In Summary: Headless BI vs semantic layer
We’ve explored the differences between headless BI and a semantic layer—and how they can take your data analytics to the next level. Here’s a quick recap:
- A headless BI is an architecture model that decouples the modeling from the reporting and visualizations
- A semantic layer is part of the headless BI architecture and standardizes business concepts
- Headless BI helps maintain data consistency and simplifies data modeling across tools
- Headless BI is used by many companies that have multiple tools connected to the same data sources
We also explained how going headless can be a good approach for embedded analytics and how to integrate this into Embeddable.
Embeddable is a toolkit for developing fully bespoke analytics in 10% of the time and at a much more affordable price.
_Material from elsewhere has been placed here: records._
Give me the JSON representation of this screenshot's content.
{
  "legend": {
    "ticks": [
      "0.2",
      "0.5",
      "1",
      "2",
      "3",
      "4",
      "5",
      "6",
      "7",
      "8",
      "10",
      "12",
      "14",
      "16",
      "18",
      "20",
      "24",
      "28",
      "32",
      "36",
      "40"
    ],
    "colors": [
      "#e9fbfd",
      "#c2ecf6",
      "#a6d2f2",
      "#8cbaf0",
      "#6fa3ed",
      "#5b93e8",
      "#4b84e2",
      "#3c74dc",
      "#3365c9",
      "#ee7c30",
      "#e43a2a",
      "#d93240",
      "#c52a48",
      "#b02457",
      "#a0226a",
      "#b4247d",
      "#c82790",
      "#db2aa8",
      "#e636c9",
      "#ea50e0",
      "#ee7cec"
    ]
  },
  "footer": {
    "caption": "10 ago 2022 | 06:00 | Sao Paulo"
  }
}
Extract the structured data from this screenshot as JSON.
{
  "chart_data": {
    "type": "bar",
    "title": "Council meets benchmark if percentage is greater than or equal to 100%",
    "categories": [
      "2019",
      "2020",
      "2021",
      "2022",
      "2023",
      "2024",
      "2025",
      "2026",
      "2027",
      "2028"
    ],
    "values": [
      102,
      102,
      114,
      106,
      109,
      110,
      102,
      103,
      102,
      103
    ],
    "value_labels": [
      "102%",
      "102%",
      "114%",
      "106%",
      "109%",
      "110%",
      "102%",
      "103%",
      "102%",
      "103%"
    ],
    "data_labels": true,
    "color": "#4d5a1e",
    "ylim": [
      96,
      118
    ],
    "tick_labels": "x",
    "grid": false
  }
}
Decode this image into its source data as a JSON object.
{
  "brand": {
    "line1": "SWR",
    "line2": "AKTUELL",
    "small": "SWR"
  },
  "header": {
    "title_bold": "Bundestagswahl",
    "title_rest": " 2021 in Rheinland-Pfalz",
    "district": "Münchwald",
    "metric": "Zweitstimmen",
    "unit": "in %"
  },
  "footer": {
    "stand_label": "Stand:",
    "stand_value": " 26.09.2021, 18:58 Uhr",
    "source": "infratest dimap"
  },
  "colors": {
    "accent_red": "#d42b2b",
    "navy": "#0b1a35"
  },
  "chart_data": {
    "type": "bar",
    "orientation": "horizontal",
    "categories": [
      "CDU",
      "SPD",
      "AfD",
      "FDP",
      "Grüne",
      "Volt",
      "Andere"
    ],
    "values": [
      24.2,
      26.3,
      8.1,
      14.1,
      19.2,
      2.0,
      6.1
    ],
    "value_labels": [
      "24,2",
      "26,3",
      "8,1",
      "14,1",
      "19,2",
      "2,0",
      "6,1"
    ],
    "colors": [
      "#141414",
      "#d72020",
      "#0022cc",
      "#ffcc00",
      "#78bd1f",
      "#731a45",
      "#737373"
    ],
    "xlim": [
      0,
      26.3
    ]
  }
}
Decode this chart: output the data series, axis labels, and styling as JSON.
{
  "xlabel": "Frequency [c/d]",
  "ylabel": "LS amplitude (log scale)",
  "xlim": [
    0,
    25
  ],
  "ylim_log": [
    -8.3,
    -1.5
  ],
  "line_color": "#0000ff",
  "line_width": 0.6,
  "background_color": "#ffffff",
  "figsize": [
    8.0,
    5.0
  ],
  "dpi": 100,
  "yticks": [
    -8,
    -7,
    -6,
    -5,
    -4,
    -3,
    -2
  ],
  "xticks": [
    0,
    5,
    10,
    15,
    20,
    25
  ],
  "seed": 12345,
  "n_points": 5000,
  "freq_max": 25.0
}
Plus, with Embeddable you make your visuals part of your code repo so you can control the UI/UX of your analytics experience.
Design, embed your analytics experience, and manage API calls from your headless BI with Embeddable.
Frequently asked questions about headless BI
What’s the difference between headless BI and a semantic layer?
The main difference between a headless BI and a semantic layer is that the former is an architecture model, while the latter is a process that can be extracted into this architecture type. A headless BI is where the front-end is decoupled from the back-end, whereas a semantic layer unifies the definitions of business concepts to simplify querying.
What are the advantages of headless BI?
One of the main advantages of headless BI is that it ensures data consistency and simplifies data modeling. This way, everyone querying the same data source will get the same results—despite the tool they’re querying from.